Türkei-Krise: Bundeswehr nicht betroffen
27. Juli 2015Die türkischen Luftangriffe in Syrien haben nach Angaben des deutschen Verteidigungsministeriums keinen Einfluss auf das Engagement der Bundeswehr in der Region. "Wir haben bislang überhaupt keine Auswirkungen auf unsere Einsätze in der Türkei und im Nordirak", sagte ein Ministeriumssprecher am Montag in Berlin. Der Auftrag laufe planmäßig. Man sei aber in engem Dialog mit den zuständigen Stellen vor Ort.
Die Bundeswehr hat seit 2013 Flugabwehrsysteme vom Typ "Patriot", etwa 100 Kilometer von der syrischen Grenze entfernt, in der Türkei stationiert. Der "Active-Fence-Einsatz" der NATO "dient dem Schutz der Stadt Kahramanmaras vor ballistischen Flugkörpern" - und dieser Schutz werde sichergestellt, sagte der Sprecher. Mit der aktuellen Lage habe das "überhaupt nichts" zu tun.
Zudem hilft die Bundeswehr bei der Ausbildung kurdischer Peschmerga-Kämpfer und lieferte - die Unterstützung war innenpolitisch hoch umstritten - Waffen und Panzer ins Krisengebiet. "Peschmerga" werden die militärischen Einheiten der irakischen Kurden genannt. Diese werden von Deutschland und anderen Staaten im Kampf gegen die Islamisten-Miliz "Islamischer Staat" unterstützt.
Derzeit sind nach Angaben des Ministeriums "80 deutsche Kräfte" im Rahmen der Ausbildungsmission im Nord-Irak vor Ort. Insgesamt wurden bislang 2800 Sicherheitskräfte ausgebildet. Auf die zugespitzt formulierte Frage, ob es sich gegenwärtig überhaupt lohne, diese Kräfte auszubilden, wenn diese dann von der türkischen Armee bombardiert würden, hieß es, diese Frage stelle sich jetzt nicht.
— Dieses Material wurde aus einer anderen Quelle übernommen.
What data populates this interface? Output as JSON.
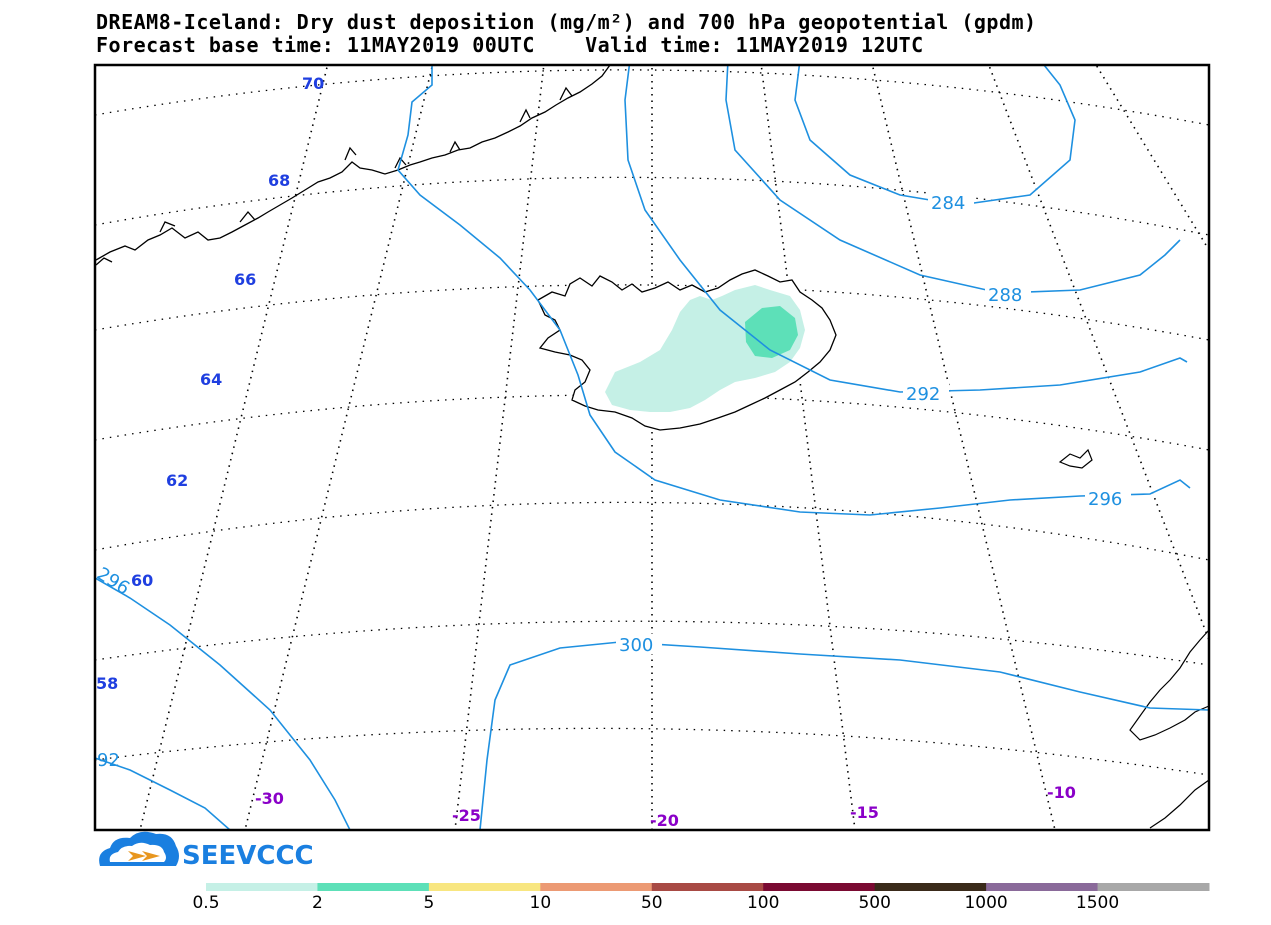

"Kein Vergleich" zwischen Peschmerga und PKK
Eine Sprecherin des Außenministeriums wies in Berlin nachdrücklich auf die notwendige Unterscheidung zwischen den Peschmerga und der von der Europäischen Union als Terror-Organisation eingestuften Kurden-Organisation PKK hin. Da gebe es "überhaupt keinen Vergleich".
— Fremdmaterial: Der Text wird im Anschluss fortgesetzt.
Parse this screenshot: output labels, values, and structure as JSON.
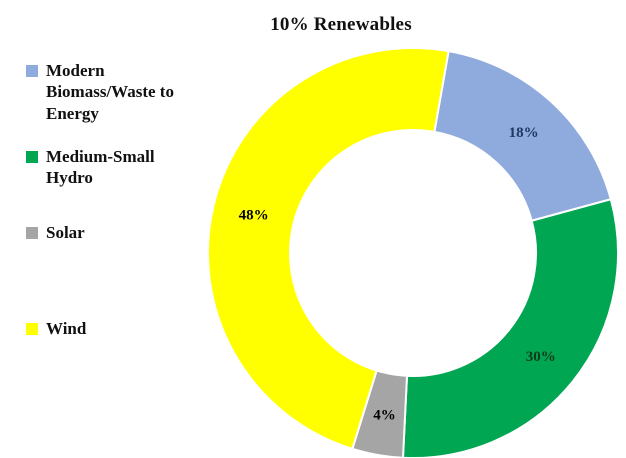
{
  "chart_data": {
    "type": "pie",
    "subtype": "donut",
    "title": "10% Renewables",
    "units": "%",
    "legend_position": "left",
    "background": "#FFFFFF",
    "start_angle_deg": 10,
    "clockwise": true,
    "inner_radius_ratio": 0.6,
    "slices": [
      {
        "label": "Modern Biomass/Waste to Energy",
        "value": 18,
        "pct_label": "18%",
        "color": "#8FAADC",
        "label_color": "#1F3864"
      },
      {
        "label": "Medium-Small Hydro",
        "value": 30,
        "pct_label": "30%",
        "color": "#00A651",
        "label_color": "#123B1C"
      },
      {
        "label": "Solar",
        "value": 4,
        "pct_label": "4%",
        "color": "#A5A5A5",
        "label_color": "#000000"
      },
      {
        "label": "Wind",
        "value": 48,
        "pct_label": "48%",
        "color": "#FFFF00",
        "label_color": "#000000"
      }
    ]
  }
}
Dennoch sind sowohl die Peschmerga als auch die PKK beim Kampf gegen den IS beteiligt. Auf die Frage, ob Waffen der Peschmerga in die Hände der PKK gelangen könnten, verwies das Verteidigungsministerium auf die offizielle "Endverbleibserklärung". Damit sei, so hieß es, sichergestellt, dass die Waffen bei den Peschmerga blieben.
"Bündnisfall ist weit weg"
Der stellvertretende SPD-Fraktionsvorsitzende Axel Schäfer forderte die Bundesregierung unterdessen auf, sicher zu stellen, dass "die Bundeswehr nicht in einen Konflikt zwischen der Türkei und den Kurdenmilizen hineingezogen" werde. Das müsse beim Treffen der 28 NATO-Botschafter am Dienstag deutlich werden, sagte der Europa-Politiker.
Das für den späten Vormittag angesetzte Treffen findet auf Antrag der Türkei statt. Man erwarte, dass die Türkei ihren Standpunkt erläutern und über Maßnahmen berichten werde, sagte die Sprecherin des Außenministeriums. Für die Ausrufung eines Bündnisfalls aber gebe es "keinen Automatismus". Dies sei gegebenenfalls eine politische Entscheidung, die von allen NATO-Partnern getroffen werden müsse.
"Der Bündnisfall ist weit weg", unterstrich Vize-Regierungssprecher Georg Streiter. Das Treffen der NATO-Botschafter sei noch keine Vorstufe zur Auslösung des Bündnisfalles.